Medvedev’s comments are among the most detailed threats Russia has issued over the prospect that its northwestern neighbors might join the alliance after decades of staying out. But both Finland and Sweden this week said they’re stepping up consideration of the issue in the wake of Russia’s invasion of Ukraine.
But Lithuanian President Gitanas Nauseda dismissed the threats as “empty,” accusing Russia of already placing tactical nuclear weapons in the Kalinigrad exclave on the Baltic. “I don’t know if one can deploy something anew that’s already been deployed,” Nauseda told a press conference in Vilnius.
Russia based Iskander missiles, which can carry both nuclear and conventional warheads, in Kaliningrad starting in 2018, according to the Center for Strategic and International Studies, a Washington think tank. Moscow has never publicly confirmed that.

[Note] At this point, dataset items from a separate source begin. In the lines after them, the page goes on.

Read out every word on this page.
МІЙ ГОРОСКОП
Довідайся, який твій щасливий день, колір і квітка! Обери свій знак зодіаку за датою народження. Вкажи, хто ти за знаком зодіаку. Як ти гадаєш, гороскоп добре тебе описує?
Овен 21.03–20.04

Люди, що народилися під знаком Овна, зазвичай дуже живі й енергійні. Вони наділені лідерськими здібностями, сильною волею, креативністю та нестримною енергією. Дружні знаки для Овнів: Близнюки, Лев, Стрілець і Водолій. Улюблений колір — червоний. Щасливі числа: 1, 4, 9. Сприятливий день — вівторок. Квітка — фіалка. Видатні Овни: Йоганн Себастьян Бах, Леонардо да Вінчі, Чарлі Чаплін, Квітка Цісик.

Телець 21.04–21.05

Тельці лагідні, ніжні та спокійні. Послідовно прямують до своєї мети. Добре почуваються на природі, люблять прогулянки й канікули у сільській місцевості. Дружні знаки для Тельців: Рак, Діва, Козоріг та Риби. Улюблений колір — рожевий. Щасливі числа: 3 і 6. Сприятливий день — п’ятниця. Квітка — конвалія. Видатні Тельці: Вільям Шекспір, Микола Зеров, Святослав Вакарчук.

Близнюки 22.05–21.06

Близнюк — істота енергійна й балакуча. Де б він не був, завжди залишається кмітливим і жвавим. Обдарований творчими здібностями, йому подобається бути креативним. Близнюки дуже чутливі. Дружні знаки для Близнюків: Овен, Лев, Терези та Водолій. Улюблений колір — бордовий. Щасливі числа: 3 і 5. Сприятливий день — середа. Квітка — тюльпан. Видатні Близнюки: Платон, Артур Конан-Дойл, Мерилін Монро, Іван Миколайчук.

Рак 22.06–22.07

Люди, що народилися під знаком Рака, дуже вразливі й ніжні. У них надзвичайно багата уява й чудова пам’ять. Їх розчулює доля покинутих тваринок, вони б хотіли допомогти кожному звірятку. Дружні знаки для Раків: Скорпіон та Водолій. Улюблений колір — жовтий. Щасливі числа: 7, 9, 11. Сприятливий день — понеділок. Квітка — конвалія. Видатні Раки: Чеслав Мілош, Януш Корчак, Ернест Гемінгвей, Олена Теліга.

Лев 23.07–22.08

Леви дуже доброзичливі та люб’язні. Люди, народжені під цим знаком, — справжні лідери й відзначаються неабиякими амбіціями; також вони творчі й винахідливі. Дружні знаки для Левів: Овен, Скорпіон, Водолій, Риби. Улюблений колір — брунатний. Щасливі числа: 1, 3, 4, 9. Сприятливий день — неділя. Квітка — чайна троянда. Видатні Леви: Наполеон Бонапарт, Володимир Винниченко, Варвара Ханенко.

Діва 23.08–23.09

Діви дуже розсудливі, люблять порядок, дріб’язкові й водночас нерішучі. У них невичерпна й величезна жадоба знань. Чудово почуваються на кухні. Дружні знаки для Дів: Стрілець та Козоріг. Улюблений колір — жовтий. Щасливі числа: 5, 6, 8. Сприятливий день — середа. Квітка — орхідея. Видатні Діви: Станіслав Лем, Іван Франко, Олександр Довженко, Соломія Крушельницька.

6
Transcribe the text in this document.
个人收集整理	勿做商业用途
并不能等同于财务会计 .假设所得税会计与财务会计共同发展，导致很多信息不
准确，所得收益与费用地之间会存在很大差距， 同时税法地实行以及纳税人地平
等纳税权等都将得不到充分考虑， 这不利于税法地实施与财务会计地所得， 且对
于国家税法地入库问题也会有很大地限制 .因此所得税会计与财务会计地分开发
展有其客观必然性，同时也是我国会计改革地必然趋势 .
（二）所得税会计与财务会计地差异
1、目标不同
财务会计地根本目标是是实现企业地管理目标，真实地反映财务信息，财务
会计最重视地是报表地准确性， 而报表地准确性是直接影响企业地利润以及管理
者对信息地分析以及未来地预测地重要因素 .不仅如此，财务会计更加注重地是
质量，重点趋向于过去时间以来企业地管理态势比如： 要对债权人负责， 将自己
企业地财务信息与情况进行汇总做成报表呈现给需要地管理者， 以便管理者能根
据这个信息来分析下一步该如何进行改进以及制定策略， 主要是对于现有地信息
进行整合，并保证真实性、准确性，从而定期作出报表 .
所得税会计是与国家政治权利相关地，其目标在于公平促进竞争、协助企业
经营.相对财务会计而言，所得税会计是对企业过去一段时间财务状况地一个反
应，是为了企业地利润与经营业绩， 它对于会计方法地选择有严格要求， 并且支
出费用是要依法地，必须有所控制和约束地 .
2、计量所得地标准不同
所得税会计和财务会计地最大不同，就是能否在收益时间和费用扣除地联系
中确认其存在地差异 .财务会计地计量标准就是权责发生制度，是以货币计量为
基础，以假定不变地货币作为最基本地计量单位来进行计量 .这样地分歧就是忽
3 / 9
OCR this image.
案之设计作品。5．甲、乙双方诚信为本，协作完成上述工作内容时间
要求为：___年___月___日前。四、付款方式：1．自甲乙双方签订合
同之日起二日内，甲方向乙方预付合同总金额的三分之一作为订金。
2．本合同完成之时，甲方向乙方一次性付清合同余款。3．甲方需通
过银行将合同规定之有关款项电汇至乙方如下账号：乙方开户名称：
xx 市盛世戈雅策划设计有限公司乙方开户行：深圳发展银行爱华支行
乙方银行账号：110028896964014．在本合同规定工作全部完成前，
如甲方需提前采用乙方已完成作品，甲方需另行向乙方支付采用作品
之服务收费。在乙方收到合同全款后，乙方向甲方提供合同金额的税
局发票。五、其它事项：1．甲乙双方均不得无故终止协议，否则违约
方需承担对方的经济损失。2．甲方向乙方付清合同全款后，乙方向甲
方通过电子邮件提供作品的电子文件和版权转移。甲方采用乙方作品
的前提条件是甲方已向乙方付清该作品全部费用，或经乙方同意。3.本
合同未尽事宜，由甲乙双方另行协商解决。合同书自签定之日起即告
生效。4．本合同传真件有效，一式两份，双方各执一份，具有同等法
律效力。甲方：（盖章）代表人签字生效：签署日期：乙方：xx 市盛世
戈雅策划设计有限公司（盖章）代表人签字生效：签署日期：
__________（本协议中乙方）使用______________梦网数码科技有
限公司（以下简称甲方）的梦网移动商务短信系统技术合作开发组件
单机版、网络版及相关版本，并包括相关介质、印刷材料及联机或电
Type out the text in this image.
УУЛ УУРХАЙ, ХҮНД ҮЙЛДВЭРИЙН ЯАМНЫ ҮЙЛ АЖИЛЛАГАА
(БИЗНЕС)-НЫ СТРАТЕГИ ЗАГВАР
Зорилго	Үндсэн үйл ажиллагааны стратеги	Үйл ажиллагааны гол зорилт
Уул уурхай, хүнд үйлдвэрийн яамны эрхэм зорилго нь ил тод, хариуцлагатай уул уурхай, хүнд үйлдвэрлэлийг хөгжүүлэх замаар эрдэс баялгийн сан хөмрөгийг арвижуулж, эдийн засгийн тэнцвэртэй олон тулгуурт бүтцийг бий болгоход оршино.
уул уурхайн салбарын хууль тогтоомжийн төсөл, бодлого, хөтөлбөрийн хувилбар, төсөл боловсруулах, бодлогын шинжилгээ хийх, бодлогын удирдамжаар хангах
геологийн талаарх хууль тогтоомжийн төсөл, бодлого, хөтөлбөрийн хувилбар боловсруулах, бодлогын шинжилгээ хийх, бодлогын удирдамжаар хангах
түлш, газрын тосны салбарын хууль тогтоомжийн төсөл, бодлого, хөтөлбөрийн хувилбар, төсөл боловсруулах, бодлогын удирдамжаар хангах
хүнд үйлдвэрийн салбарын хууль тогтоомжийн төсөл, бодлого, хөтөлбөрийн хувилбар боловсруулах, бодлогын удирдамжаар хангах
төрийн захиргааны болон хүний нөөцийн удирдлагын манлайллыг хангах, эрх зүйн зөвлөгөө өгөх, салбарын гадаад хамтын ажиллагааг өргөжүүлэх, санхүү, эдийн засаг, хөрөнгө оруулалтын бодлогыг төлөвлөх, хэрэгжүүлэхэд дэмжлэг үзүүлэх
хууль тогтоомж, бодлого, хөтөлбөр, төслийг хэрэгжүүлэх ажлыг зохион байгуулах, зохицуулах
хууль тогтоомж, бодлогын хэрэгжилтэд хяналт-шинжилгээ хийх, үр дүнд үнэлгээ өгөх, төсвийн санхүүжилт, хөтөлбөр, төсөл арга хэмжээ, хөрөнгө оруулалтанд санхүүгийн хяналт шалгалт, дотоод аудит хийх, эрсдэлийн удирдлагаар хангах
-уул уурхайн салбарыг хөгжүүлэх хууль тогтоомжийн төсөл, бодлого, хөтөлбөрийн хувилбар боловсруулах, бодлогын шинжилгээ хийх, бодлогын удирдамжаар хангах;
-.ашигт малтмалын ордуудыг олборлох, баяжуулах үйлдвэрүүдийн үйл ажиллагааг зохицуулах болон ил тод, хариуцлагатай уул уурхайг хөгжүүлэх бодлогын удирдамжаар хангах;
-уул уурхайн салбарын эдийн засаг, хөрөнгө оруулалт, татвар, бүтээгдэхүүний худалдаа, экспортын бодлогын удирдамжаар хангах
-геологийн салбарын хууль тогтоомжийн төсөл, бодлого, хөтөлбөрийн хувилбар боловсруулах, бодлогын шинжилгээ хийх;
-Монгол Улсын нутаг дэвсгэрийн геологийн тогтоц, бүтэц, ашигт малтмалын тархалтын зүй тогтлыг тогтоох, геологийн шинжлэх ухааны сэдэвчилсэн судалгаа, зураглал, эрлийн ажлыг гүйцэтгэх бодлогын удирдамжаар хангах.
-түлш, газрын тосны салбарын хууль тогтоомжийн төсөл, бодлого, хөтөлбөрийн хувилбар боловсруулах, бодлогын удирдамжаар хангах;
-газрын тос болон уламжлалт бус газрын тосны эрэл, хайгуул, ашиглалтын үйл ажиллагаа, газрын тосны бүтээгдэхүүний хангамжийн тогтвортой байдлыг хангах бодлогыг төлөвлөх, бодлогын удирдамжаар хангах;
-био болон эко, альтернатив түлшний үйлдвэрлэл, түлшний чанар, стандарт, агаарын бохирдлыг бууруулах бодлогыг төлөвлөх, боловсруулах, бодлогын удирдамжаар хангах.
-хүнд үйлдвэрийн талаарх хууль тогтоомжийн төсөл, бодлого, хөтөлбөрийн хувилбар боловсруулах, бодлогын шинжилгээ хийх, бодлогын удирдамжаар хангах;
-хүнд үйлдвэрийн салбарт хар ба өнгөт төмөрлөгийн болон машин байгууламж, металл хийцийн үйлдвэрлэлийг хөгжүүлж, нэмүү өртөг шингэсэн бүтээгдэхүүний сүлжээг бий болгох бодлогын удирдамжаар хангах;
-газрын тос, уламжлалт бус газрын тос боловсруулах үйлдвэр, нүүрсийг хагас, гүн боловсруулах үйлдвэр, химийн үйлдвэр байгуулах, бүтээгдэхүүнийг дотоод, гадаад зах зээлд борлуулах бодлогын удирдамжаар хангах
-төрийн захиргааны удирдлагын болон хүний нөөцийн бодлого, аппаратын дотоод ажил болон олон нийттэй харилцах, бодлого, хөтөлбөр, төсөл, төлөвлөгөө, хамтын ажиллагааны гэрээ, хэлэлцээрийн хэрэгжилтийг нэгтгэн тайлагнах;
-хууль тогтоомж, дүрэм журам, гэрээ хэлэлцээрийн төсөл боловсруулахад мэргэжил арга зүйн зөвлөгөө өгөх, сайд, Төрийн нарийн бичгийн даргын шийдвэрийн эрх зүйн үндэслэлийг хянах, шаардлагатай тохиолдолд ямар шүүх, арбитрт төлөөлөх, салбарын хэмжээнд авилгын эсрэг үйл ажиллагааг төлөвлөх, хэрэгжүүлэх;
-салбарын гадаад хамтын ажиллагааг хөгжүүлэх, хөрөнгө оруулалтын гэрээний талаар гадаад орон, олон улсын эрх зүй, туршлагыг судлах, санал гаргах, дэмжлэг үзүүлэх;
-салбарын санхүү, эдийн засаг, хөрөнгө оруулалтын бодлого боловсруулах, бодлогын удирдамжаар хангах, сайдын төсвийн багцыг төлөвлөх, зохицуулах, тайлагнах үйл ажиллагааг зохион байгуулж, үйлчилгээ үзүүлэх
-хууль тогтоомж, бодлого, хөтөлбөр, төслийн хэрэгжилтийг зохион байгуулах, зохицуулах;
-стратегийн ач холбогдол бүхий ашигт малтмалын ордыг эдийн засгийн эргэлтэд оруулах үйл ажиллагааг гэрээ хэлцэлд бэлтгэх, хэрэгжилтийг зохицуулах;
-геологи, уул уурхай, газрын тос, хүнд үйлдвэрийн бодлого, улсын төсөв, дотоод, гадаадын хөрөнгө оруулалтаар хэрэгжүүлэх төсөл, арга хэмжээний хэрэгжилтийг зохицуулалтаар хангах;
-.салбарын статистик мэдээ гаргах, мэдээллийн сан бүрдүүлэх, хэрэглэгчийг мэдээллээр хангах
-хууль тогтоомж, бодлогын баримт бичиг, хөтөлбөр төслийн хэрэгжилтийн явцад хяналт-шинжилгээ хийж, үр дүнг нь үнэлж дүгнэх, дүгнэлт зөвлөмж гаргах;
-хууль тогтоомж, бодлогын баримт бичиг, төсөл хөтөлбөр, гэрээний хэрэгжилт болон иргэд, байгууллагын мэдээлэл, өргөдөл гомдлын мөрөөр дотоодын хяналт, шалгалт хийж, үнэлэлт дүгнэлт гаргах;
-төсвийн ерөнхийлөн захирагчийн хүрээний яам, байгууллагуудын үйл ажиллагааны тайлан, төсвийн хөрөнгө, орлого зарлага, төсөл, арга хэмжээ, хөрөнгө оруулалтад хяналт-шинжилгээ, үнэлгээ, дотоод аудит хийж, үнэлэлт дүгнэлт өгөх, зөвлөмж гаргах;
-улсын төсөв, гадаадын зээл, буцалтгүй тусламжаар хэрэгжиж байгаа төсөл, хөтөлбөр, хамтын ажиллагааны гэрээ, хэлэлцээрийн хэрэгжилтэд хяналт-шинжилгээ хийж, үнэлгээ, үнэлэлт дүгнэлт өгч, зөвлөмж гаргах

Kremlin spokesman Dmitry Peskov declined to comment on the possibility nuclear weapons might be deployed in the Baltic region but said that Putin has already ordered the military to prepare plans for boosting defenses along Russia’s western frontiers.
Medvedev said he hoped that “reason” would prevail and the countries would decide not to join the alliance.
Russia’s border with Finland runs for over 1,300 kilometers (800 miles), which is more than the total length of its frontier with current NATO members. If the countries join the alliance, “we will need to seriously strengthen our land forces and anti-aircraft and deploy substantial naval forces in the Gulf of Finland basin,” Medvedev said.
Though the initiatives to consider NATO membership picked up in both countries only after the invasion, Medvedev said Russia’s move wasn’t to blame. At the same time, he suggested that while keeping Ukraine out of the western alliance was a key goal of Russia’s operation there, the Kremlin sees the situation with Finland and Sweden region differently.
“We don’t have territorial disputes with those countries like we do with Ukraine,” he said. “For that reason, the price of their membership for us is different.”